家具史に関わるエジプト学者は、実は世界で数名いるに過ぎません。H. S. Baker ベーカーによる古代の家具に関する重要な著作(Baker 1966)が出された後、G. Killen キレンは何冊かの本を出しています(Killen 1980; Killen 2003; Herrmann ed. 1996)が、既往研究を充分に引用していないなどの不手際のため、エジプト学者の間ではあまり信用されていない傾向が見られます。ベーカーもキレンもともに家具職人であって、作り手から見た家具の研究をおこなっています。
一方、エジプト学者の中で家具に興味を抱いている人間としてはH. G. Fischer フィッシャー(cf. Égypte, Afrique & Orient 3 [1996])やM. Eaton-Krauss イートン=クラウスたちが挙げられます(cf. Eaton-Krauss 2008)。フィッシャーは惜しくも数年前に亡くなりました。アメリカのメトロポリタン美術館に所属していた、風変わりな文献学者で、面白い内容の著作をいくつも書きました。建物の扉に関して述べている論文なども残しています。晩年に詩集を出している才人。
Stephan T. A. M. Mols,
Wooden Furniture in Herculaneum: Form, Technique and Function.
Circumvesviana, vol. 2
(J. C. Gieben Publisher, Amsterdam, 1999)
321 p., 201 pls.
古代ローマの家具を扱うこの本が何故注目されるかと言えば、文献への目配りを充分におこない、古代エジプト家具についての素晴らしい短い要約が書かれているからです。W. Helck and E. Otto (eds.), Lexikon der Ägyptologie(cf. LÄ 1975-1992)における「家具」の項目における記述に負けていません。
図版20も注目されます。ものすごく古い報告書、
W. M. Flinders Petrie and Ernest MacKay,
Heliopolis, Kafr Ammar and Shurafa
(London, 1915)
のpls. 24-25を参照したと注記してありますが、実際に両者を見比べたら、まったく違うことに驚かされます。この図版は木工における仕口の図解なのですが、改変して立体的に描写されており、古代の家具に関し、エジプト、ギリシア、そしてローマ時代を通底して、木材加工の変遷を見据えようとする著者の努力が明瞭に伺われます。

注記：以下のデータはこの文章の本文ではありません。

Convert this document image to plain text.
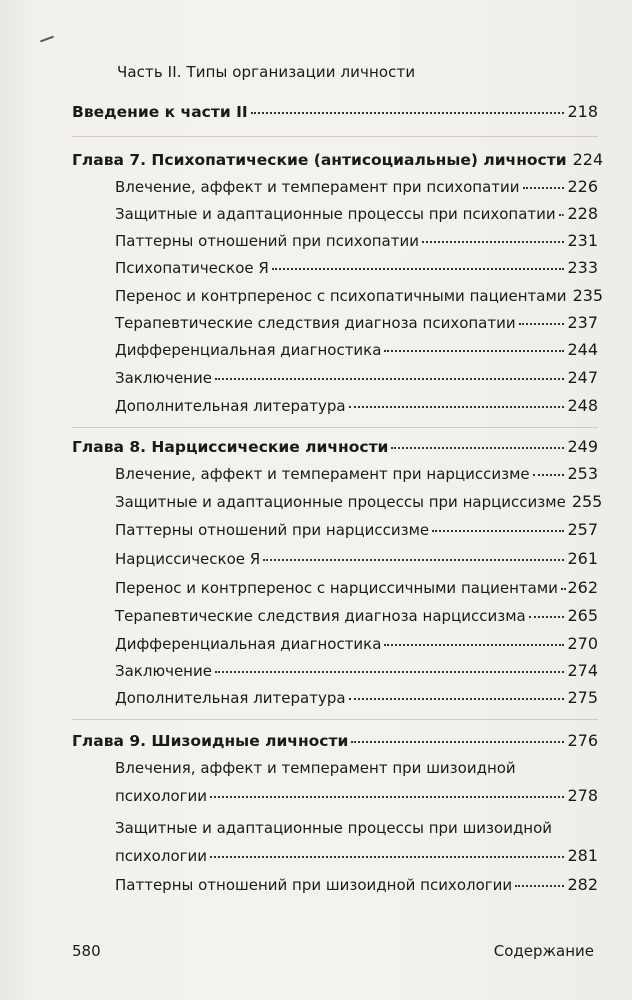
Часть II. Типы организации личности
Введение к части II	218
Глава 7. Психопатические (антисоциальные) личности 224
Влечение, аффект и темперамент при психопатии	226
Защитные и адаптационные процессы при психопатии 228
Паттерны отношений при психопатии	231
Психопатическое Я	233
Перенос и контрперенос с психопатичными пациентами 235
Терапевтические следствия диагноза психопатии	237
Дифференциальная диагностика	244
Заключение	247
Дополнительная литература	248
Глава 8. Нарциссические личности	249
Влечение, аффект и темперамент при нарциссизме 253
Защитные и адаптационные процессы при нарциссизме 255
Паттерны отношений при нарциссизме	257
Нарциссическое Я	261
Перенос и контрперенос с нарциссичными пациентами 262
Терапевтические следствия диагноза нарциссизма	265
Дифференциальная диагностика	270
Заключение	274
Дополнительная литература	275
Глава 9. Шизоидные личности	276
Влечения, аффект и темперамент при шизоидной
психологии	278
Защитные и адаптационные процессы при шизоидной
психологии	281
Паттерны отношений при шизоидной психологии	282
580	Содержание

家具史の教科書というのは古代エジプトから語り始められますけれども、実は他の地域では出土例が少ないわけで、エジプトはこの点、独壇場です。たくさんの家具が出土しており、また王の家具から労働者の家具まで見つかっているという点で、古代世界においては他に例を見ません。家具の形式を見るならば、その持ち主の社会的な地位を推定することができるほど、エジプト学では家具の出土例が多く見受けられます。
でもそれ故に、客観視できない部分があるのではないかと、本書を読む時には反省を強いられます。
エレファンティネの報告書で明らかなように、第3王朝における建物の天井の梁材を復原する考察もありますが、古代エジプトにおいて、木材がどのように加工されて用いられたのか、その全体像を見ようとするエジプト学の研究者は、未だあらわれていないように見受けられます。
他方、建築から家具に至る分野の横断と、新たな領域の開拓はもしかしたら、日本人にしかできないかも、と期待される部分があります。エジプト学はすでに分野が細分化されており、一方で日本の木材加工の歴史に関する資料は近年、増えているからです。
古代ローマ時代の家具については、新刊が出されています。
Ernesto De Carolis,
Il mobile a Pompei ed Ercolano: Letti tavoli sedie e armadi.
Studia Archaeologica 151
(L'Erma di Bretschneider, Roma, 2007)
260 p.
巻末の30ページにわたる家具の復原図版はCGを用い、モノクロながら興味が惹かれます。